The thing is, I suspect that if something happened to get us over the hump and mandate black boxes, it wouldn’t be very long until we began embracing them. I can certainly tell you that at least one lawyer in every auto versus auto case would like having that data.Report
” I can certainly tell you that at least one lawyer in every auto versus auto case would like having that data”
Would they? Or would bring down their value, since you would rely less on their legal expertise and ability to steer a jury (for the bigger jury cases)?
I’m curious what your take on that is.Report
Let’s say there was an auto v. auto lawsuit in which liability was disputed. The black boxes from the two autos would make reconstruction of the accident much more reliable.
Don’t worry about us lawyers. In a high-dollar value case with disputed liability, we’ll find a way to make ourselves useful; the boxes would provide us with even more information about which to argue. In a low-dollar value case, the boxes would make determining liability that much easier.Report
And in a kinda-perverse House That Jack Built kind of way, that means that people in my field will always have a revenue stream as well.Report
I’m currently a defense attorney doing almost exclusively torts. Auto accidents are my bread and butter.
Liability is only one of the things that can be disputed in an auto crash. I’d say more than half of the time we don’t even bother, because it’s damn well clear who is at fault. And where liability is questionable, in my experience it’s almost always the defendant who has the better part of the argument. Because insurers have to pay defense costs, they’ve got every incentive not to waste time on issues they can’t win. When a defendant disputes liability, the outcome most of the time is either a defense verdict or a significant reduction in damages due to attributing some portion of fault to the plaintiff. So I’d say that the defense bar would really like black boxes, but the plaintiffs bar probably wouldn’t. Ambiguity almost always works in the plaintiff’s favor.
But even having the black box data and a breathalyzer won’t necessarily determine liability. Was the light red or not? Who had the right of way at a stop sign? Was the defendant vehicle in the center lane or the right lane? Black box isn’t going to tell you any of that, even with GPS, as it’s only accurate to a few meters, which is more than enough space to raise liability issues. Even if the black box has time stamps, that isn’t necessarily going to resolve anything, because differences of just a few seconds between chronometers can produce drastically different outcomes.
That aside, what’s disputed in almost every case, whether or not liability is in question, is damages. Health care is expensive, to be sure, but figuring out which bills are actually attributable to the accident is both controversial and downright hard. I’ve seen plaintiffs try to get the defendant to pay for every single medical bill they incur after an accident, including diabetes, cardiac problems, and arthritis, all of which were present before the accident. Clearly, insurers don’t want to pay for that stuff.

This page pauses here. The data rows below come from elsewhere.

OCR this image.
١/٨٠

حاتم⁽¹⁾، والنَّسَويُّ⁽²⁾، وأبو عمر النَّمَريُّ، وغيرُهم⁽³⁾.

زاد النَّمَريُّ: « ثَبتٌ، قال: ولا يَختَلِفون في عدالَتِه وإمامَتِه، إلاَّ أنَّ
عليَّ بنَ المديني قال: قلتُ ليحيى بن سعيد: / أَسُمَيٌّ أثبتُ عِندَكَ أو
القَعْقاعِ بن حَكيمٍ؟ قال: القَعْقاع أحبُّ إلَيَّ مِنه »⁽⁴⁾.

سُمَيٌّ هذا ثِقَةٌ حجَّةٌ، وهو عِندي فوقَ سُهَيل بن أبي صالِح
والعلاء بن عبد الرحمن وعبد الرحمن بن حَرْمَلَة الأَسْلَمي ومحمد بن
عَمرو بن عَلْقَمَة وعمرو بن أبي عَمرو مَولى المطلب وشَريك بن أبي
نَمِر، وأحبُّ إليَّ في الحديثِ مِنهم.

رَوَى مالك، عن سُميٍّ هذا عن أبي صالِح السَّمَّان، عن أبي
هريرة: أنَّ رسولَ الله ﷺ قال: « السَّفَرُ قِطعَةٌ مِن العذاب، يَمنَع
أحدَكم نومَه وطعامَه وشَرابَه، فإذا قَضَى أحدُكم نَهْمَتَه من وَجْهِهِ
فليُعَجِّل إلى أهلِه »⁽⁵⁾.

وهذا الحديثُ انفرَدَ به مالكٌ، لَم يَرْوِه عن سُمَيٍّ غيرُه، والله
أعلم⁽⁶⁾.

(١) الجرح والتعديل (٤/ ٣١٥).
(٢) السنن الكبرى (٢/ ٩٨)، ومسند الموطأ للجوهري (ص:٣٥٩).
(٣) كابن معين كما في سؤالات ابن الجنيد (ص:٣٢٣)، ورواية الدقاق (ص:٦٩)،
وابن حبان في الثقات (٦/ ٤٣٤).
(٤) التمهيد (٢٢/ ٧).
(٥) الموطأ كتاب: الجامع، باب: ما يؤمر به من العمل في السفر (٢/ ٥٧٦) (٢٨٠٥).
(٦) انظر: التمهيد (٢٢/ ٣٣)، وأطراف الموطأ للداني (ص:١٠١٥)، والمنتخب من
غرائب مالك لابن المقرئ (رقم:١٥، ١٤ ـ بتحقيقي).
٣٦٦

So even if we can completely remove liability as an issue in auto accidents–which we can’t–there will still be significant fights about damages. The tort bar will still be in business.Report
You don’t need chronometers if you’re using GPS; the GPS signal carries the exact time. Also, a single GPS may only be accurate to a couple of meters in real-time, but it wouldn’t be hard to record the satellite information being used by the GPS to determine location. Then, after the fact, that data could be compared from the two black boxes for a very accurate relative trajectory between the two (or more) vehicles.
We do this sort of thing real-time on spacecraft, like the space station. It should be possible to get down to centimeter-level accuracy for a relative trajectory between multiple vehicles without much expense.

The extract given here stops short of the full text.